Publication year - 1997
Publication title -
international journal of cancer
Language(s) - English
Resource type - Journals
SCImago Journal Rank - 2.475
H-Index - 234
eISSN - 1097-0215
pISSN - 0020-7136
DOI - 10.1002/(sici)1097-0215(19970220)74:1<69::aid-ijc12>3.0.co;2-d
Subject(s) - cd34 , medicine , granulocyte macrophage colony stimulating factor , metastasis , cancer , cancer research , epidermoid carcinoma , oncology , pathology , immunology , cytokine , biology , stem cell , genetics
Human head and neck squamous cell carcinomas (HNSCC) that produce high levels of granulocyte‐macrophage colony‐stimulating factor (GM‐CSF) have been shown to contain CD34 + natural suppressor cells that inhibit the activity of intratumoral T‐cells. The present study evaluated whether GM‐CSF production and the presence of CD34 + cells within primary HNSCC would translate into increased recurrence, metastasis or cancer‐related death during the 2 years following surgical excision. Freshly excised primary HNSCC of 20 patients that subsequently developed disease, and of 17 patients that remained with no evidence of disease were analyzed for production of GM‐CSF and for CD34 + cell content.

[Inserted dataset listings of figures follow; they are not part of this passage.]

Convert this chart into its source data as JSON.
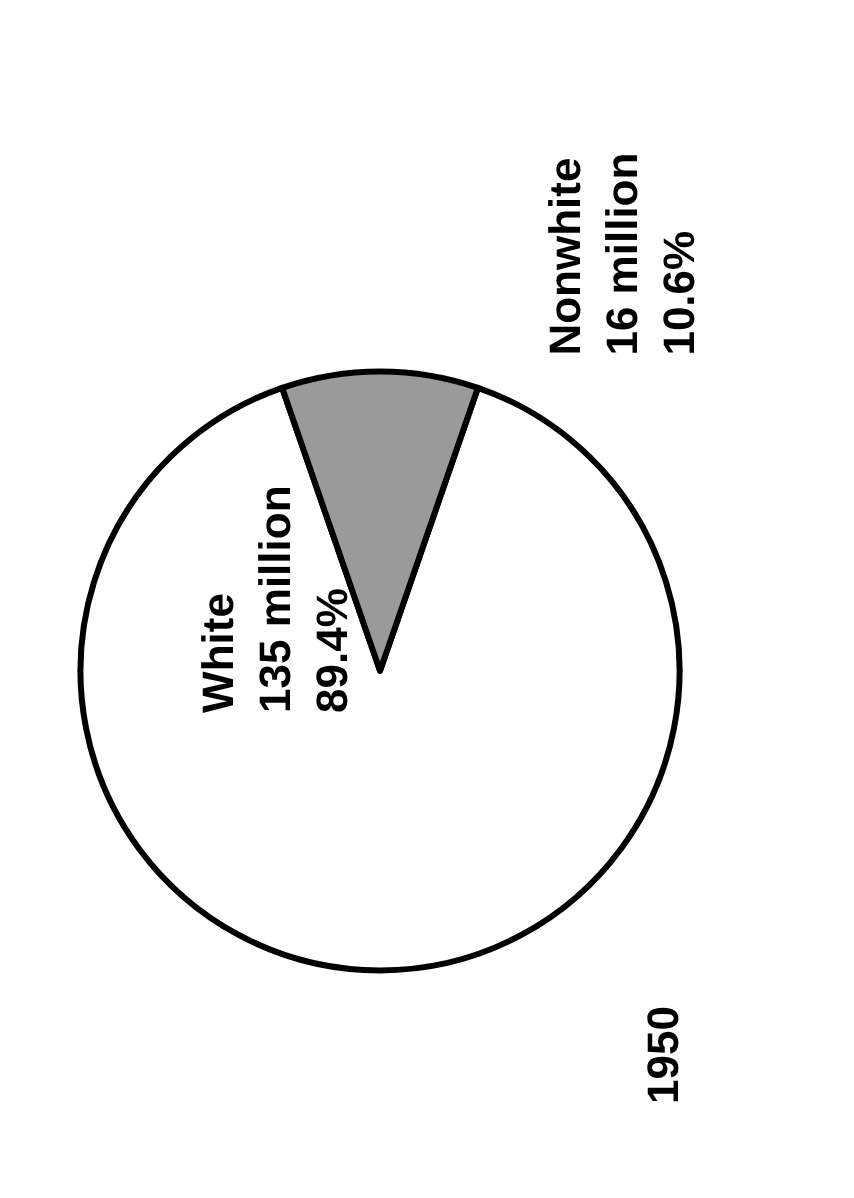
{
  "chart_data": {
    "type": "pie",
    "title": "1950",
    "categories": [
      "White",
      "Nonwhite"
    ],
    "values": [
      89.4,
      10.6
    ],
    "colors": [
      "#ffffff",
      "#9a9a9a"
    ],
    "value_labels": [
      "135 million\n89.4%",
      "16 million\n10.6%"
    ]
  }
}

The cancers of patients that subsequently developed recurrences or metastatic disease produced almost 4‐fold the levels of GM‐CSF and had approximately 2.5‐fold the number of CD34 + cells as did cancers of patients that remained disease‐free. In a second method of analysis, the prognostic significance of high vs. low GM‐CSF and CD34 + cell values was evaluated. These analyses showed that patients whose cancers produced high GM‐CSF levels or had a high CD34 + cell content had a disproportionately high incidence of recurrence or metastatic disease (94% and 100%, respectively), while the majority of patients whose primary cancers produced low levels of GM‐CSF or had a low CD34 + cell content remained disease‐free (16% and 19%, respectively). Our results indicate that the presence of CD34 + cells in GM‐CSF‐producing HNSCC is associated with a poorer prognosis for the cancer patients and suggest the utility of these parameters as prognostic indicators of outcome. Mechanistically, our results suggest that the presence of immune suppressive CD34 + cells in GM‐CSF‐producing HNSCC leads to increased tumor recurrence or metastasis. Int. J. Cancer 74:69–74. © 1997 Wiley‐Liss, Inc.